第12話 ローズマリー=エイミ




「ローズマリー=エイミ! 何しに来たの!」


 1番の受付窓口を担当していたジェーンが、彼女の姿を認めるなり、立ち上がって大声で叫んだ。


 ローズマリー=エイミは、この冒険者街で娼館兼酒場『黄金の夜明け亭』を経営するオーナーだ。『黄金の夜明け亭』はかなり敷居が高く、冒険者は中クラス以上銅級、銀級、金級でないとお断りされる。ファーテス市街地からも高級市民などがお忍びでやってくる。

 俺も営業する上での情報収集のためにたまに足を運ぶ。

 ただ、オーナーのローズマリー=エイミは『黄金の夜明け亭』でも滅多に姿を現すことは無く、俺も数回たまたま顔を合わせたことがある程度だ。

 噂では彼女も転移者らしいが、コッチの世界での便宜のために洗礼名パプティスマルネームを名乗っているのだとか。


 真っ直ぐ俺の担当する受付に歩いてくるピンクのチャイナドレスを着たローズマリー=エイミはジェーンの叫びを一切気にすることなく俺の担当する受付前まで来ると「魔石を持ってきたのぉ。引き取って下さるぅ?」と優雅にほほ笑みながら俺に伝える。
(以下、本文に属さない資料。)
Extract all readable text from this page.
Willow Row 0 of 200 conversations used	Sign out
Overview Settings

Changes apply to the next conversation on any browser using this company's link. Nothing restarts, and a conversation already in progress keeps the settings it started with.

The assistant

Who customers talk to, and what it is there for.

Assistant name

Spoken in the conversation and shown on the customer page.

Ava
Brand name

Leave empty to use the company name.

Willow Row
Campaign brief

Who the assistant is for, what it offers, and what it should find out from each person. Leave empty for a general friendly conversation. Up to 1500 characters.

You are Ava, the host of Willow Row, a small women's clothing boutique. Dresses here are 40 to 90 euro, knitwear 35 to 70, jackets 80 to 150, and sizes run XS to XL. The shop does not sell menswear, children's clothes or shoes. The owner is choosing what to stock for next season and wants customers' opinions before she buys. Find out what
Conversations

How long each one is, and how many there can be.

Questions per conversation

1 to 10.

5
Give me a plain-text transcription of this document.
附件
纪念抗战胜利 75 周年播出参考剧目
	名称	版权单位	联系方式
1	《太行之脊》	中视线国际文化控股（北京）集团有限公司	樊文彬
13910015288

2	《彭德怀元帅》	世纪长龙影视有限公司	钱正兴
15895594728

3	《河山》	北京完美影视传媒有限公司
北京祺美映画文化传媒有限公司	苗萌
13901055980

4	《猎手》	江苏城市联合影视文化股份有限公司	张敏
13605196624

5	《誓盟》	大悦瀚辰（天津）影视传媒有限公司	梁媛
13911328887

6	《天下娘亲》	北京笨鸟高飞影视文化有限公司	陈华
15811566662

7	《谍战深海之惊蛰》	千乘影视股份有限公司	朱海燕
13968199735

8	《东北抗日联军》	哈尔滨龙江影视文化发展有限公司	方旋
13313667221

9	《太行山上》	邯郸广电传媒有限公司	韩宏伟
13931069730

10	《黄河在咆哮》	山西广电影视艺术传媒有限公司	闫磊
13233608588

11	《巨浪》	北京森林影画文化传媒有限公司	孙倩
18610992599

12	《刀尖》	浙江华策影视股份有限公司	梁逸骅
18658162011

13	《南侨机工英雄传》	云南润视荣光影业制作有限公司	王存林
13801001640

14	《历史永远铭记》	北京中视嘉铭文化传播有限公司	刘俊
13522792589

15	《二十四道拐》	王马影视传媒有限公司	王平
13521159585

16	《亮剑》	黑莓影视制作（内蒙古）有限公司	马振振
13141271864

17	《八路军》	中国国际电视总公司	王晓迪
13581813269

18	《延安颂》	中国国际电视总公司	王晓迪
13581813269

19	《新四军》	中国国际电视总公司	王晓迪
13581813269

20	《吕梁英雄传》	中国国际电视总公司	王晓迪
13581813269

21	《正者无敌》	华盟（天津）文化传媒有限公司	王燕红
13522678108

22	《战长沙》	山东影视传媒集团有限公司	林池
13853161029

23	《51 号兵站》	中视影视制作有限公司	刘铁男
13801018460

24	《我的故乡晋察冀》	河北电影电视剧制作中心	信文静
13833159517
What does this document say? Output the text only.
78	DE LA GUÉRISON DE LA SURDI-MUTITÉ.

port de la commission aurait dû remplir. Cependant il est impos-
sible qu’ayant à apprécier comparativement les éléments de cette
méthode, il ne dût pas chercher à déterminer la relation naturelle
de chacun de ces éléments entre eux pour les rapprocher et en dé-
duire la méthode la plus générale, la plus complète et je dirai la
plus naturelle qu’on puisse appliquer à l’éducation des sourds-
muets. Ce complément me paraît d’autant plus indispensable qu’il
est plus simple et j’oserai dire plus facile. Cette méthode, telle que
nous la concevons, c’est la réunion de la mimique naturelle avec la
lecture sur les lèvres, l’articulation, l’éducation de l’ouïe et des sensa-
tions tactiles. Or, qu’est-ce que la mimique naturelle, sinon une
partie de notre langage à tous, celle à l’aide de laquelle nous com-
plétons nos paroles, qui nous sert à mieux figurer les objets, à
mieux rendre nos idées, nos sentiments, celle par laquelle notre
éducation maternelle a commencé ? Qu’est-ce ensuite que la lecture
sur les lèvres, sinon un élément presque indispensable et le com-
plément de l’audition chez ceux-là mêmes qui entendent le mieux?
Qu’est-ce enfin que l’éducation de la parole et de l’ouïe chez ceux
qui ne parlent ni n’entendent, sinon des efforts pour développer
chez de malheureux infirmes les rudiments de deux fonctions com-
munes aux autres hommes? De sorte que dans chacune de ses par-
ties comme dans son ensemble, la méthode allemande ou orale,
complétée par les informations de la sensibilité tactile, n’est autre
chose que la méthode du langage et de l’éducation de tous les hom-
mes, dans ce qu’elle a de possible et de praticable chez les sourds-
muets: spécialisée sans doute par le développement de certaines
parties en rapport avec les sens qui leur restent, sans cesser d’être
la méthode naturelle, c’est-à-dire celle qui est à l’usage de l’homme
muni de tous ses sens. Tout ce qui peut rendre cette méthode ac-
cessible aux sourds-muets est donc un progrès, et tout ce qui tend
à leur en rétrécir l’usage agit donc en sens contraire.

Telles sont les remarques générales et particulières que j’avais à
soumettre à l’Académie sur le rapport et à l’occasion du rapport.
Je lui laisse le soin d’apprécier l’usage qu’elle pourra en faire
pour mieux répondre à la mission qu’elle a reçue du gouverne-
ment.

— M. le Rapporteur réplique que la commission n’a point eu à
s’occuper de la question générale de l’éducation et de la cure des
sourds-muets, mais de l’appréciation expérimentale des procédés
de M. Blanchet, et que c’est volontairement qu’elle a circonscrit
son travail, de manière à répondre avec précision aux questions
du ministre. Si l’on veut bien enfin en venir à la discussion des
「待ちなさいよ、自分のお高く止まった店で忙しいんでしょ、ローズマリー=エイミ! 帰んなさいよ!」


 ジェーンが受付から出てフロアに回り、ローズマリー=エイミのすぐ横で食って掛かる。

 ローズマリー=エイミはそんなジェーンの対応にもどこ吹く風だ。


「あらあ、私も一応冒険者の端くれなんだけどぉ? 冒険者が魔石を持って冒険者ギルドに赴くのって、そんなにおかしなことかしらぁ?」


「普段は『黄金の夜明け亭』に引きこもって緊急要請も受けようとしないアンタが良く言うわね! だいたい魔石なんて何処で手に入れてきたのよ!」


「どこって、洞穴ダンジョンに決まってるでしょぉ」


「アンタいつ洞穴攻略ダンジョンアタックの依頼受けにギルドに来たって言うのよ! オーダーリーダー受付魔道具には全く登録されてないんだけど!」


「あらぁ、変ねぇ。確かに受けてるはずなんだけどぉ」

 そう言ってローズマリー=エイミはチャイナドレスの胸元から一枚の茶色い紙を取り出し、ジェーンの方向を向かずに紙だけジェーンに差し出した。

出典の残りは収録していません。